Canadian Diabetes Association
TORONTO, CANADA (Toronto Star) - Forever it will be a companion but not a crutch, a daily reminder of the frailties of the human body but not something that should stop a man from pursuing his dream.
Five times a day, Gary Forbes takes a tiny needle and plunges it into his body; every day he goes out and pushes himself to the limits of his endurance against some of the greatest athletes in the world, oblivious to the illness, the injections, the routine that is little more than, well, routine.
Forbes, an emerging late-season key piece with the Raptors, is a Type 1 diabetic, the injections are insulin, the monitoring of his condition is practically constant but a nuisance more than anything.
“It’s a manageable disease,” the 26-year-old Forbes said. “I’ve had it now for eight years, went through different ups and downs and learning and stuff like that but I’m still coming out here every day and competing with the best players in the world.”
Forbes has become a tireless worker for diabetes awareness and promoting the idea that it’s not an impediment to athletic excellence. Forget looking at his 6-foot-7, 220-pound body to see the evidence — he’s taking his message as public as he can.
He runs a camp for kids in his hometown that promotes diet and lifestyle as much as basketball; he works with the tireless Raptors community relations staff and the Canadian Diabetes Association, spreading the word.
Forbes knows first hand how relatively easy it is to deal with diabetes, but he feels it’s part of his job to get the message out.
“It’s a large, large issue, especially in the New York, the city where I’m from. The Latino community and African-American community are at risk from different factors, whether it’s nutrition-wise or the family-based things.

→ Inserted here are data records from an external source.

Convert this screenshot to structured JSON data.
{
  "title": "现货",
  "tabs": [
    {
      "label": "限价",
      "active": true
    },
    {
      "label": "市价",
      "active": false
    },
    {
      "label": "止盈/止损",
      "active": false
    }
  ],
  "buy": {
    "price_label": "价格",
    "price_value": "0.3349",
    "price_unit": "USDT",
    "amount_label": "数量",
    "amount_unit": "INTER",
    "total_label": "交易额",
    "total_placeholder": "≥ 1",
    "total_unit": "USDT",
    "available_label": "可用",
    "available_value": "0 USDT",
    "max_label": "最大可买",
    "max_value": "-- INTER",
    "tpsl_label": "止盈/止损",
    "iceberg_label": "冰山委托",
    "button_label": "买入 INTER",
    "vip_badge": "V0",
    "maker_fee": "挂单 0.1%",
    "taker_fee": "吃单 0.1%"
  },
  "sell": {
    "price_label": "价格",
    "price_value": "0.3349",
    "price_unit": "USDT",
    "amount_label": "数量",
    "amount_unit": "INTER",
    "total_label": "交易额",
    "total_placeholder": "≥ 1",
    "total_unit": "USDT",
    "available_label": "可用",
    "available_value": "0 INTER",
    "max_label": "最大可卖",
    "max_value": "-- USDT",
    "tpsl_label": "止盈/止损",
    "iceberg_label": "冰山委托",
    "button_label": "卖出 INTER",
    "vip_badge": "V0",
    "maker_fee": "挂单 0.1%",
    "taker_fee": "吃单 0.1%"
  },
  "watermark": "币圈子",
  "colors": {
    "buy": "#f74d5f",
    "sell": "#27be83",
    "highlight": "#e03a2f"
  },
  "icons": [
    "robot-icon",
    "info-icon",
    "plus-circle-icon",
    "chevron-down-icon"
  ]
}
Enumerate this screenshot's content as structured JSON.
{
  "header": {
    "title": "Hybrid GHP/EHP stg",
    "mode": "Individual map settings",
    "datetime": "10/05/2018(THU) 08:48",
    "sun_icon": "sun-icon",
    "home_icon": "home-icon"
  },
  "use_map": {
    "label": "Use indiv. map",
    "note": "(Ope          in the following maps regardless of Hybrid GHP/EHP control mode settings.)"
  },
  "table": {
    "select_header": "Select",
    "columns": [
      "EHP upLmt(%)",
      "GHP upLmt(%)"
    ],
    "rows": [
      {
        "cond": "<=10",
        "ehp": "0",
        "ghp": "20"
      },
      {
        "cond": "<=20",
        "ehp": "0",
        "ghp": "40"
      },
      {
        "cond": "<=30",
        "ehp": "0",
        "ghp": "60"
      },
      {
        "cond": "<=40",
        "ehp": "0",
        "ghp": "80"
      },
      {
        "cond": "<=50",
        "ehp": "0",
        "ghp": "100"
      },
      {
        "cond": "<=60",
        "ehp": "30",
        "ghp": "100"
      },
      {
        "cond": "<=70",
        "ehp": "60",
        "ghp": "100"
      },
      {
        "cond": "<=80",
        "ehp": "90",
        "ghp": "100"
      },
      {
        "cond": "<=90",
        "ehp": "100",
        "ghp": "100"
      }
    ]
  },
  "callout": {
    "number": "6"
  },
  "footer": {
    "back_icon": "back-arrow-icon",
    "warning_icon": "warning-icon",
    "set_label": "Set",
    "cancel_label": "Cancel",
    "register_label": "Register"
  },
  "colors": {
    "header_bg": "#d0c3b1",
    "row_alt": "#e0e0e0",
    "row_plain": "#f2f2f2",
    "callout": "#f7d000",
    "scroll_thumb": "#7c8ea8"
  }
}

“I’ve been trying to do a lot about educating kids and families about healthy eating and things like that to stay away from this.”
The Raptors medical staff offers support any way it can for Forbes, who joined the team as a free agent at the start of the season.
There are glucose tablets and candy available if necessary; so far nothing’s been needed and there’s no suggestion it ever will be.
“It’s a lifestyle for him, he takes care of it himself,” said Scott McCulloch, the team’s head athletic trainer. “I have stuff available just in case and I carry stuff in my kit for emergency purposes but this is something he has monitored his whole life and something he’ll have to monitor when he’s done his career.
“It’s one of the things where he has to be responsible for himself. We’re here as a medical staff to help him in any way we can if there are any issues but it’s his responsibility.”
Diabetics are rare in the NBA but not in professional sports.
Pitcher Brandon Morrow of the Blue Jays deals with it; the highest-profile basketball player of late was former first-round draft pick Adam Morrison. Golfer Scott Verplank, NFL quarterback Jay Cutler, former NBAer Chris Dudley — there is a long list of diabetic athletes, many of whom are like Forbes, constantly aware of the need to test glucose levels but able to play to the best of their abilities.
That’s the message Forbes wants to get out, loudly.
“I met a kid the other day, I told him, ‘You can do anything, don’t let this be a crutch, don’t let this hold you back, it’s manageable,’” he said. “My nephew actually has it and he’s out there playing flag football and enjoying life.”
The family aspect of Forbes’s condition cannot be understated. His father, Roberto, has diabetes; his grandfather, Winston, died of the disease. When he was first diagnosed (“I lost 20 pounds in one week, all different types of symptoms,” he said) it didn’t take long to figure out what was going on.
“Once they said it was a possibility of diabetes, I kind of knew I had it; I’ve always seen my father taking needles,” he said. “It’s hereditary; my father has helped me greatly, and every staff I’ve been with, the medical people, have helped me to manage it and learn about it and be able to do what I do.”
The managing part has become routine. The five injections a day, the checking of blood glucose levels before each game, at halftime of each game and after each game is something he does as a matter of course. He eats well, get his rest and if there’s one little issue, it comes with sticking himself with that needle. But, like dealing with diabetes itself, that’s become normal.
“I’m petrified, petrified of needles, so, so scared of needles,” he said. “I trust myself, I don’t trust doctors but it’s routine now. I don’t think about it; I could do it with my eyes closed.”
Not thinking about it, just as he doesn’t think about the condition.